Nowitzki isn’t surprised by the current slide, especially since he’s not out there. He’s trying hard to be patient on several fronts.
“We’ve been struggling some in rebounding and defense, I can’t really help much on those areas,” he said with smirk. “There are some areas where [I can help]. I’d love to be out there and help the boys.”
The Mavericks can’t win right now without shooting well. That sounds simplistic, but considering their troubles on the glass and being without Nowitzki, it takes nights such as the record back-to-back 60-percent efforts against Charlotte and Portland to carve out Ws.
Speaking of Nowitzki, that three-week timetable thrown out shortly after his surgery has since been blown to bits.

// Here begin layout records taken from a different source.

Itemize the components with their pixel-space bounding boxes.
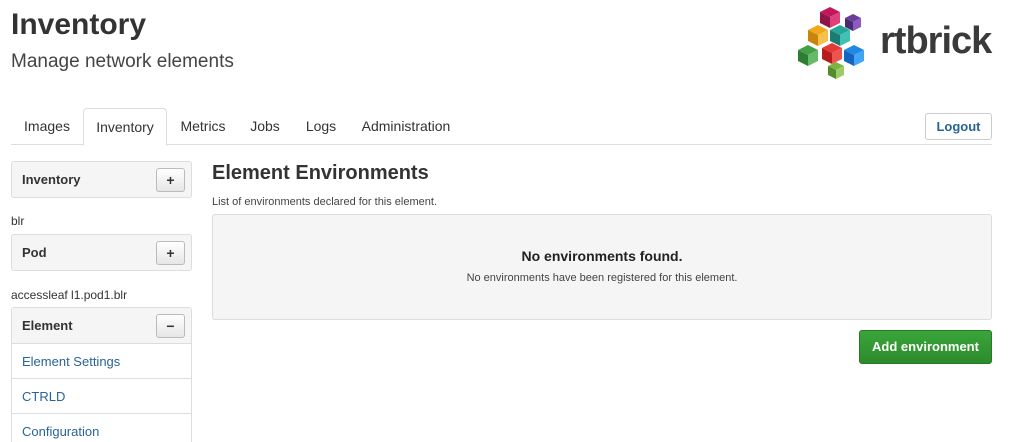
add-inventory-button[interactable]: + — [156, 168, 185, 192]
logo-text: rtbrick — [880, 20, 992, 62]
inventory-panel-title: Inventory — [22, 172, 81, 187]
element-panel-title: Element — [22, 318, 73, 333]
tab-inventory[interactable]: Inventory — [83, 108, 167, 146]
rtbrick-logo: rtbrick — [790, 4, 1000, 84]
page-subtitle: Manage network elements — [11, 51, 234, 72]
tab-administration[interactable]: Administration — [353, 108, 459, 145]
pod-selection: accessleaf l1.pod1.blr — [11, 288, 128, 302]
empty-state-title: No environments found. — [521, 248, 683, 264]
logo-cubes-icon — [798, 7, 864, 79]
element-panel-header: Element − — [12, 308, 191, 344]
pod-panel-title: Pod — [22, 245, 47, 260]
nav-ctrld[interactable]: CTRLD — [12, 379, 191, 414]
page-title: Inventory — [11, 8, 147, 41]
tab-jobs[interactable]: Jobs — [239, 108, 291, 145]
logout-button[interactable]: Logout — [925, 113, 992, 140]
add-environment-button[interactable]: Add environment — [859, 330, 992, 364]
empty-state: No environments found. No environments h… — [212, 214, 992, 320]
collapse-element-button[interactable]: − — [156, 314, 185, 338]
page: Inventory Manage network elements rtbric… — [0, 0, 1012, 442]
inventory-panel-header: Inventory + — [12, 162, 191, 198]
inventory-panel: Inventory + — [11, 161, 192, 198]
main-tabs: Images Inventory Metrics Jobs Logs Admin… — [11, 108, 992, 146]
pod-panel-header: Pod + — [12, 235, 191, 271]
element-panel: Element − Element Settings CTRLD Configu… — [11, 307, 192, 442]
add-pod-button[interactable]: + — [156, 241, 185, 265]
section-description: List of environments declared for this e… — [212, 196, 438, 208]
tab-images[interactable]: Images — [11, 108, 83, 145]
nav-configuration[interactable]: Configuration — [12, 414, 191, 442]
tab-logs[interactable]: Logs — [295, 108, 347, 145]
empty-state-description: No environments have been registered for… — [466, 272, 738, 284]
pod-panel: Pod + — [11, 234, 192, 271]
inventory-selection: blr — [11, 214, 25, 228]
section-title: Element Environments — [212, 162, 429, 184]
nav-element-settings[interactable]: Element Settings — [12, 344, 191, 379]
tab-metrics[interactable]: Metrics — [169, 108, 237, 145]
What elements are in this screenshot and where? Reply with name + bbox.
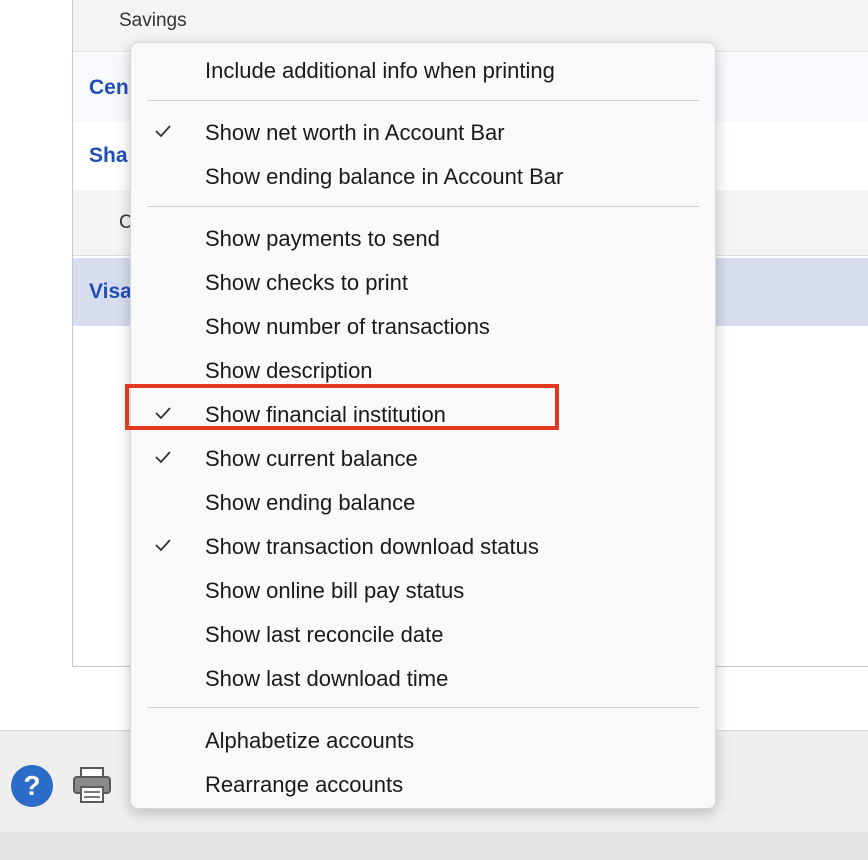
help-glyph: ?	[23, 770, 41, 801]
account-name[interactable]: Visa	[89, 280, 132, 304]
menu-item-show-number-of-transactions[interactable]: Show number of transactions	[131, 305, 715, 345]
printer-icon[interactable]	[72, 766, 112, 804]
menu-item-show-last-download-time[interactable]: Show last download time	[131, 657, 715, 697]
menu-separator	[147, 100, 699, 101]
menu-item-label: Rearrange accounts	[205, 772, 404, 797]
menu-item-show-last-reconcile-date[interactable]: Show last reconcile date	[131, 613, 715, 653]
menu-item-label: Alphabetize accounts	[205, 728, 415, 753]
checkmark-icon	[155, 451, 171, 464]
menu-item-label: Show number of transactions	[205, 314, 490, 339]
help-icon[interactable]: ?	[11, 765, 53, 807]
menu-item-label: Show ending balance in Account Bar	[205, 164, 564, 189]
account-name[interactable]: Sha	[89, 144, 128, 168]
menu-item-show-ending-balance[interactable]: Show ending balance	[131, 481, 715, 521]
menu-item-include-additional-info[interactable]: Include additional info when printing	[131, 49, 715, 89]
menu-item-show-online-bill-pay-status[interactable]: Show online bill pay status	[131, 569, 715, 609]
menu-item-show-net-worth[interactable]: Show net worth in Account Bar	[131, 111, 715, 151]
menu-item-show-transaction-download-status[interactable]: Show transaction download status	[131, 525, 715, 565]
window-bottom-strip	[0, 832, 868, 860]
account-name[interactable]: Cen	[89, 76, 129, 100]
menu-separator	[147, 707, 699, 708]
checkmark-icon	[155, 125, 171, 138]
menu-item-label: Show description	[205, 358, 373, 383]
menu-item-show-ending-balance-account-bar[interactable]: Show ending balance in Account Bar	[131, 155, 715, 195]
menu-item-show-description[interactable]: Show description	[131, 349, 715, 389]
menu-item-label: Show transaction download status	[205, 534, 539, 559]
menu-item-label: Include additional info when printing	[205, 58, 555, 83]
highlight-annotation-box	[125, 384, 559, 430]
menu-item-rearrange-accounts[interactable]: Rearrange accounts	[131, 763, 715, 803]
menu-separator	[147, 206, 699, 207]
group-header-label: Savings	[119, 10, 187, 31]
menu-item-label: Show last reconcile date	[205, 622, 444, 647]
menu-item-label: Show payments to send	[205, 226, 440, 251]
menu-item-label: Show net worth in Account Bar	[205, 120, 505, 145]
menu-item-label: Show checks to print	[205, 270, 408, 295]
menu-item-alphabetize-accounts[interactable]: Alphabetize accounts	[131, 719, 715, 759]
menu-item-label: Show last download time	[205, 666, 449, 691]
menu-item-show-checks-to-print[interactable]: Show checks to print	[131, 261, 715, 301]
menu-item-label: Show ending balance	[205, 490, 416, 515]
menu-item-label: Show current balance	[205, 446, 418, 471]
checkmark-icon	[155, 539, 171, 552]
menu-item-show-payments-to-send[interactable]: Show payments to send	[131, 217, 715, 257]
menu-item-label: Show online bill pay status	[205, 578, 465, 603]
menu-item-show-current-balance[interactable]: Show current balance	[131, 437, 715, 477]
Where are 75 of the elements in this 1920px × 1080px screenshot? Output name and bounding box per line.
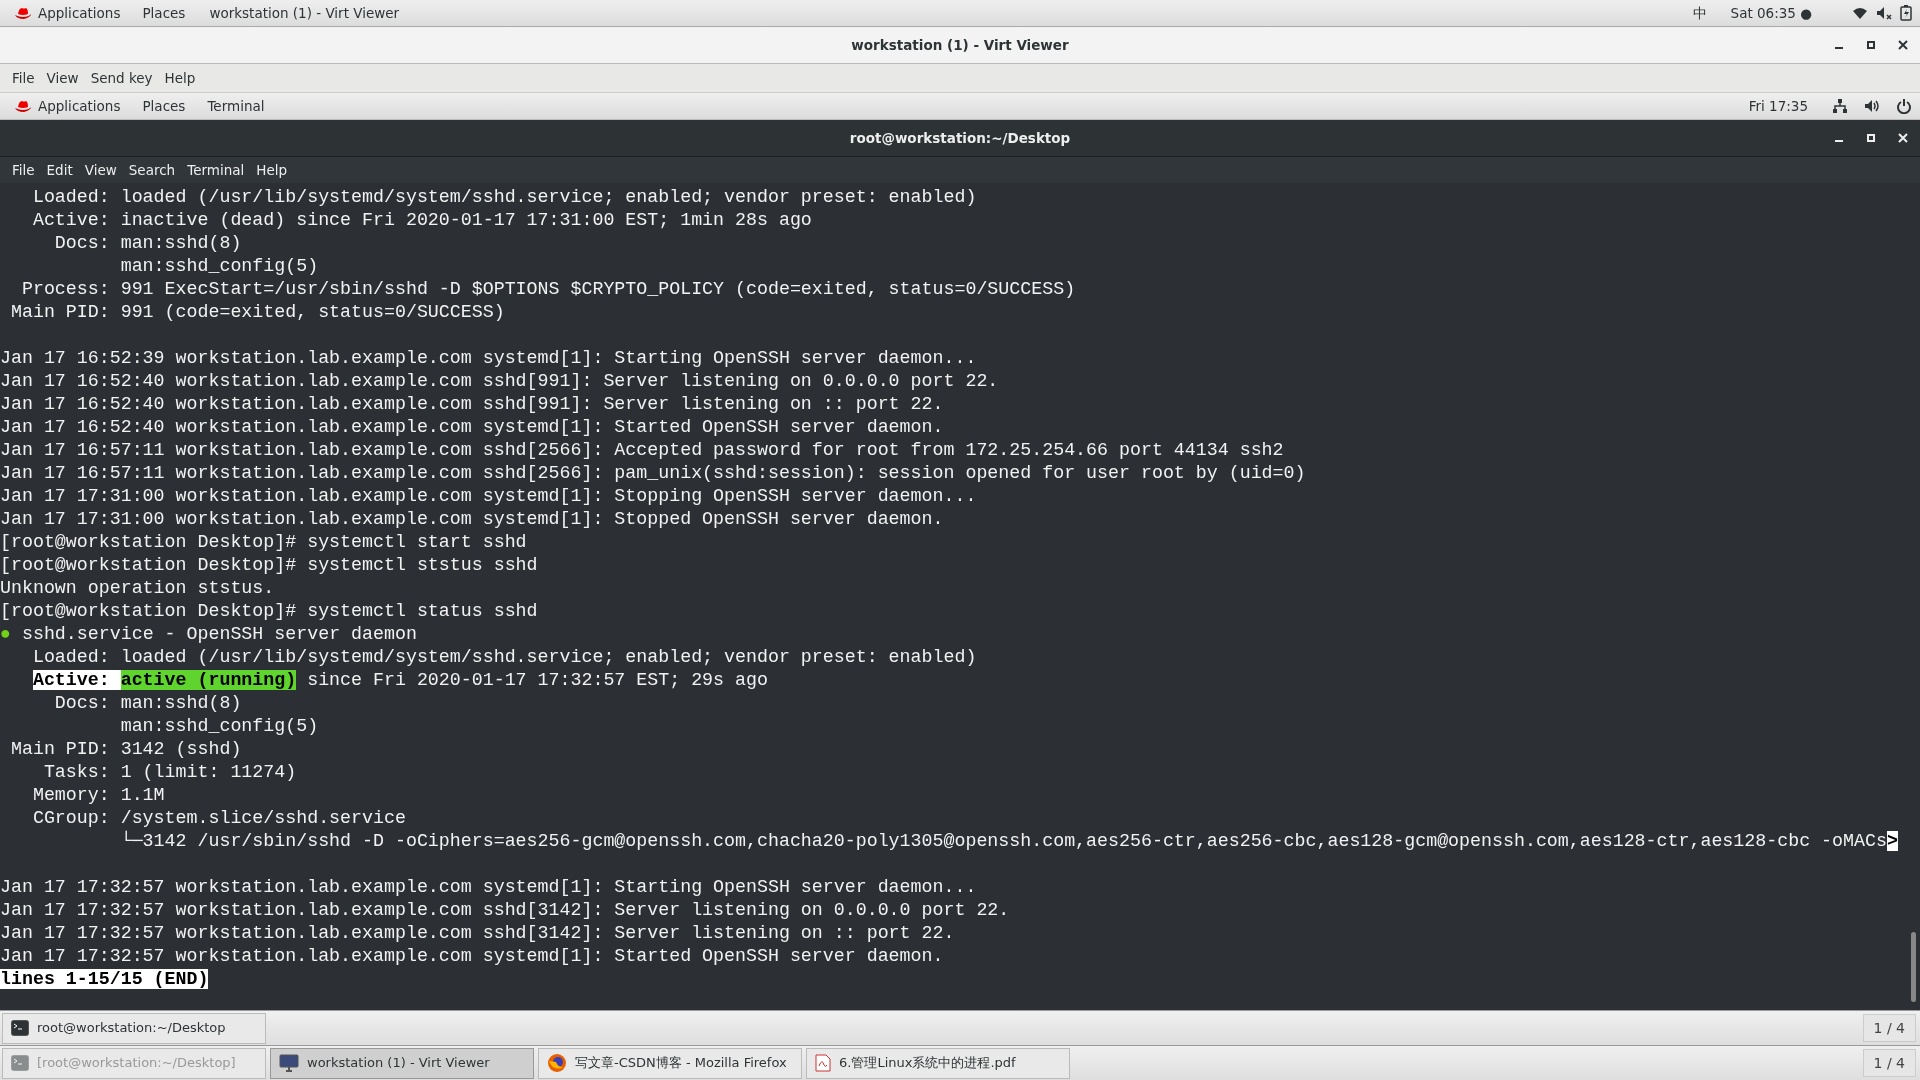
terminal-line: Tasks: 1 (limit: 11274) <box>42 761 298 784</box>
terminal-line: Main PID: 3142 (sshd) <box>9 738 243 761</box>
terminal-line: └─3142 /usr/sbin/sshd -D -oCiphers=aes256-gcm@openssh.com,chacha20-poly1305@openssh.com,aes256-ctr,aes256-cbc,aes128-gcm@openssh.com,aes128-ctr,aes128-cbc -oMACs> <box>119 830 1898 853</box>
scrollbar[interactable] <box>1911 932 1916 1002</box>
menu-item[interactable]: Help <box>250 159 294 181</box>
clock[interactable]: Sat 06:35 ● <box>1730 2 1812 24</box>
terminal-line: Jan 17 16:52:40 workstation.lab.example.com sshd[991]: Server listening on :: port 22. <box>0 393 945 416</box>
terminal-line: Jan 17 17:32:57 workstation.lab.example.com sshd[3142]: Server listening on :: port 22. <box>0 922 956 945</box>
menu-item[interactable]: File <box>6 67 41 89</box>
menu-item[interactable]: View <box>78 159 123 181</box>
workspace-indicator[interactable]: 1 / 4 <box>1862 1014 1916 1042</box>
taskbar-item[interactable]: root@workstation:~/Desktop <box>2 1012 266 1044</box>
terminal-line: Docs: man:sshd(8) <box>53 232 243 255</box>
terminal-line: Jan 17 17:31:00 workstation.lab.example.com systemd[1]: Stopping OpenSSH server daemon... <box>0 485 978 508</box>
terminal-line: Unknown operation ststus. <box>0 577 276 600</box>
browser-icon <box>547 1053 567 1073</box>
menu-item[interactable]: View <box>40 67 85 89</box>
active-window-title: workstation (1) - Virt Viewer <box>209 3 400 23</box>
document-icon <box>815 1054 831 1072</box>
wifi-icon[interactable] <box>1852 6 1868 20</box>
menu-item[interactable]: Edit <box>40 159 79 181</box>
terminal-line: Loaded: loaded (/usr/lib/systemd/system/sshd.service; enabled; vendor preset: enabled) <box>31 186 978 209</box>
terminal-line: Jan 17 17:32:57 workstation.lab.example.com systemd[1]: Started OpenSSH server daemon. <box>0 945 945 968</box>
terminal-icon <box>11 1055 29 1071</box>
menu-button[interactable]: Applications <box>8 95 127 117</box>
menu-button[interactable]: Places <box>136 2 192 24</box>
close-icon[interactable] <box>1898 40 1908 50</box>
terminal-line: Active: active (running) since Fri 2020-01-17 17:32:57 EST; 29s ago <box>31 669 768 692</box>
terminal-line: [root@workstation Desktop]# systemctl start sshd <box>0 531 528 554</box>
clock[interactable]: Fri 17:35 <box>1748 95 1808 117</box>
terminal-line: Jan 17 16:52:40 workstation.lab.example.com sshd[991]: Server listening on 0.0.0.0 port 22. <box>0 370 1000 393</box>
menu-item[interactable]: Help <box>158 67 202 89</box>
terminal-line: Active: inactive (dead) since Fri 2020-01-17 17:31:00 EST; 1min 28s ago <box>31 209 813 232</box>
terminal-line: Memory: 1.1M <box>31 784 166 807</box>
power-icon[interactable] <box>1896 98 1912 114</box>
taskbar-item[interactable]: 写文章-CSDN博客 - Mozilla Firefox <box>538 1047 802 1079</box>
volume-muted-icon[interactable] <box>1876 6 1892 20</box>
taskbar-item[interactable]: workstation (1) - Virt Viewer <box>270 1047 534 1079</box>
menu-button[interactable]: Terminal <box>201 95 271 117</box>
terminal-line: Jan 17 17:31:00 workstation.lab.example.com systemd[1]: Stopped OpenSSH server daemon. <box>0 508 945 531</box>
terminal-line: Jan 17 16:52:39 workstation.lab.example.com systemd[1]: Starting OpenSSH server daemon... <box>0 347 978 370</box>
menu-item[interactable]: File <box>6 159 41 181</box>
window-title: workstation (1) - Virt Viewer <box>851 35 1069 55</box>
terminal-line: [root@workstation Desktop]# systemctl ststus sshd <box>0 554 539 577</box>
hat-icon <box>14 99 32 113</box>
taskbar-item[interactable]: 6.管理Linux系统中的进程.pdf <box>806 1047 1070 1079</box>
terminal-line: Jan 17 17:32:57 workstation.lab.example.com sshd[3142]: Server listening on 0.0.0.0 port 22. <box>0 899 1011 922</box>
menu-item[interactable]: Send key <box>84 67 159 89</box>
maximize-icon[interactable] <box>1866 40 1876 50</box>
terminal-line: Jan 17 16:57:11 workstation.lab.example.com sshd[2566]: pam_unix(sshd:session): session opened for user root by (uid=0) <box>0 462 1307 485</box>
input-method-indicator[interactable]: 中 <box>1692 2 1707 24</box>
terminal-line: Jan 17 17:32:57 workstation.lab.example.com systemd[1]: Starting OpenSSH server daemon... <box>0 876 978 899</box>
menu-button[interactable]: Applications <box>8 2 127 24</box>
terminal-line: Jan 17 16:52:40 workstation.lab.example.com systemd[1]: Started OpenSSH server daemon. <box>0 416 945 439</box>
terminal-line: man:sshd_config(5) <box>119 715 320 738</box>
window-title: root@workstation:~/Desktop <box>849 128 1071 148</box>
terminal-line: [root@workstation Desktop]# systemctl status sshd <box>0 600 539 623</box>
terminal-line: man:sshd_config(5) <box>119 255 320 278</box>
terminal-line: ● sshd.service - OpenSSH server daemon <box>0 623 417 646</box>
menu-item[interactable]: Terminal <box>181 159 251 181</box>
terminal-line: CGroup: /system.slice/sshd.service <box>31 807 407 830</box>
terminal-line: Docs: man:sshd(8) <box>53 692 243 715</box>
terminal-icon <box>11 1020 29 1036</box>
monitor-icon <box>279 1054 299 1072</box>
terminal-line: Jan 17 16:57:11 workstation.lab.example.com sshd[2566]: Accepted password for root from 172.25.254.66 port 44134 ssh2 <box>0 439 1285 462</box>
terminal-line: Loaded: loaded (/usr/lib/systemd/system/sshd.service; enabled; vendor preset: enabled) <box>31 646 978 669</box>
battery-icon[interactable] <box>1900 5 1912 21</box>
network-icon[interactable] <box>1832 98 1848 114</box>
hat-icon <box>14 6 32 20</box>
menu-button[interactable]: Places <box>136 95 192 117</box>
terminal-line: Main PID: 991 (code=exited, status=0/SUCCESS) <box>9 301 506 324</box>
menu-item[interactable]: Search <box>122 159 182 181</box>
workspace-indicator[interactable]: 1 / 4 <box>1862 1049 1916 1077</box>
terminal-line: Process: 991 ExecStart=/usr/sbin/sshd -D $OPTIONS $CRYPTO_POLICY (code=exited, status=0/SUCCESS) <box>20 278 1077 301</box>
volume-icon[interactable] <box>1864 99 1880 113</box>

The Tall Baller admitted recently that his rehab hasn’t gone as quickly as hoped. Carlisle and Mark Cuban said Nowitzki’s workload has picked up, but declined to offer a clue on a possible return.
It appears likely that a December arrival for Dirk is realistic. Getting to the 2012’s last month with a winning record might not be. The Mavericks finish out this week with the Knicks (Wednesday) and Lakers (Saturday) visiting American Airlines Center before hitting the road (Philadelphia and Chicago) to close November.
Not that a losing record this early buries the Mavericks. They’ve got a chance to get healthy in more ways than one once Nowitzki gets back. Finding that early season mojo isn’t a given, but it’s not impossible.
Getting it back is a lot like rebounding. In fact, it’s exactly like rebounding.
“Sometimes guys are bigger, stronger, quicker, faster – whatever the case – it’s got to be part of who we are that we scramble and stay in there and battle,” Carlisle said. “That’s what we’ve got to do.”